Waymo has not had a human fatality, and in July, the company said it had passed more than 100 million miles without a human behind the wheel.

Srikanth Saripalli, the director of the Center for Autonomous Vehicles and Sensor Systems at Texas A&M University, said he thinks Waymo’s technology is as good as a human driver and he praised the company’s safety record. But he said Waymo still needs to prove that it can safely handle situations outside California and the Sun Belt.

“Their safety record among all autonomous companies is amazing, but when you compare them to humans, they’ve been very careful about the kind of cities they want to drive in,” he said.
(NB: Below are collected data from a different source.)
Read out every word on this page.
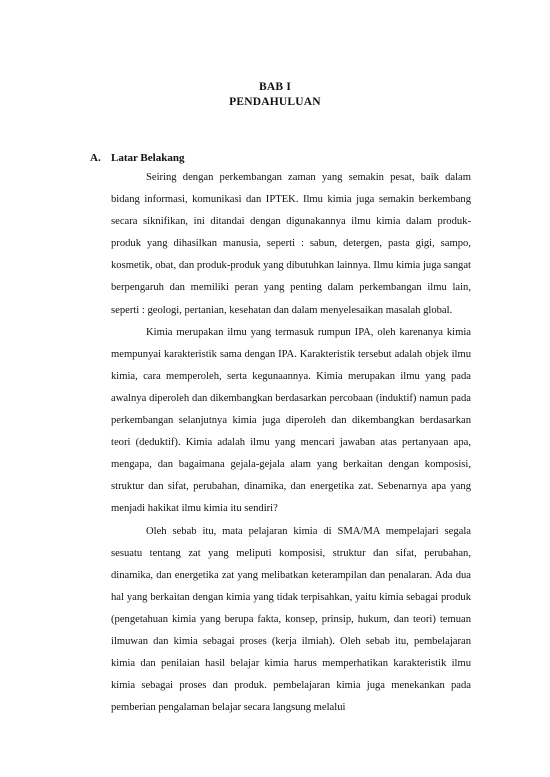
BAB I
PENDAHULUAN
A. Latar Belakang

Seiring dengan perkembangan zaman yang semakin pesat, baik dalam bidang informasi, komunikasi dan IPTEK. Ilmu kimia juga semakin berkembang secara siknifikan, ini ditandai dengan digunakannya ilmu kimia dalam produk-produk yang dihasilkan manusia, seperti : sabun, detergen, pasta gigi, sampo, kosmetik, obat, dan produk-produk yang dibutuhkan lainnya. Ilmu kimia juga sangat berpengaruh dan memiliki peran yang penting dalam perkembangan ilmu lain, seperti : geologi, pertanian, kesehatan dan dalam menyelesaikan masalah global.

Kimia merupakan ilmu yang termasuk rumpun IPA, oleh karenanya kimia mempunyai karakteristik sama dengan IPA. Karakteristik tersebut adalah objek ilmu kimia, cara memperoleh, serta kegunaannya. Kimia merupakan ilmu yang pada awalnya diperoleh dan dikembangkan berdasarkan percobaan (induktif) namun pada perkembangan selanjutnya kimia juga diperoleh dan dikembangkan berdasarkan teori (deduktif). Kimia adalah ilmu yang mencari jawaban atas pertanyaan apa, mengapa, dan bagaimana gejala-gejala alam yang berkaitan dengan komposisi, struktur dan sifat, perubahan, dinamika, dan energetika zat. Sebenarnya apa yang menjadi hakikat ilmu kimia itu sendiri?

Oleh sebab itu, mata pelajaran kimia di SMA/MA mempelajari segala sesuatu tentang zat yang meliputi komposisi, struktur dan sifat, perubahan, dinamika, dan energetika zat yang melibatkan keterampilan dan penalaran. Ada dua hal yang berkaitan dengan kimia yang tidak terpisahkan, yaitu kimia sebagai produk (pengetahuan kimia yang berupa fakta, konsep, prinsip, hukum, dan teori) temuan ilmuwan dan kimia sebagai proses (kerja ilmiah). Oleh sebab itu, pembelajaran kimia dan penilaian hasil belajar kimia harus memperhatikan karakteristik ilmu kimia sebagai proses dan produk. pembelajaran kimia juga menekankan pada pemberian pengalaman belajar secara langsung melalui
“In Phoenix, the roads are all perpendicular, the roads are nice, the weather is nice, and it still took them almost a decade to get to a freeway,” he said. He has worked as an industry consultant but not for Waymo.

About 18% of all traffic fatalities occur on interstate highways or other freeways and expressways, according to data compiled by federal safety regulators.

To tackle highways, Waymo said it had studied hazards such as aggressive cut-ins, construction on shoulders, hydroplaning and high-speed collisions. It said it has been giving freeway rides to employees and their guests for more than a year. And even now, the company said it would expand its use of freeways gradually as it watches for how the vehicles respond, rather than making it available to all of its customers at once.

The company said its robotaxis would stick to the speed limits on freeways, as they do city streets, even if human drivers around a vehicle are breaking the speed limit.

“The Waymo driver goes up to the posted speed limit. So, for example, if the speed limit is 65, that’s the maximum speed limit, and it does not exceed it, unless in extraordinary circumstances,” said Jacopo Sannazzaro, a product manager at Waymo.

Freeway capability is an important part of a car service, especially in cities such as Los Angeles and Phoenix, where it’s common for daily car trips to include at least some time on an interstate. Sticking to local streets often means a longer ride.

And while some traffic regulators and city-dwelling critics have braced for the possibility that robotaxis will add to traffic congestion, Waymo said it believes those concerns are unfounded.

“We do not expect Waymo to make congestion worse on the freeways,” said Pablo Abad, a Waymo product manager. He said the company had “not seen any impact on the congestion in the service areas where we operate.”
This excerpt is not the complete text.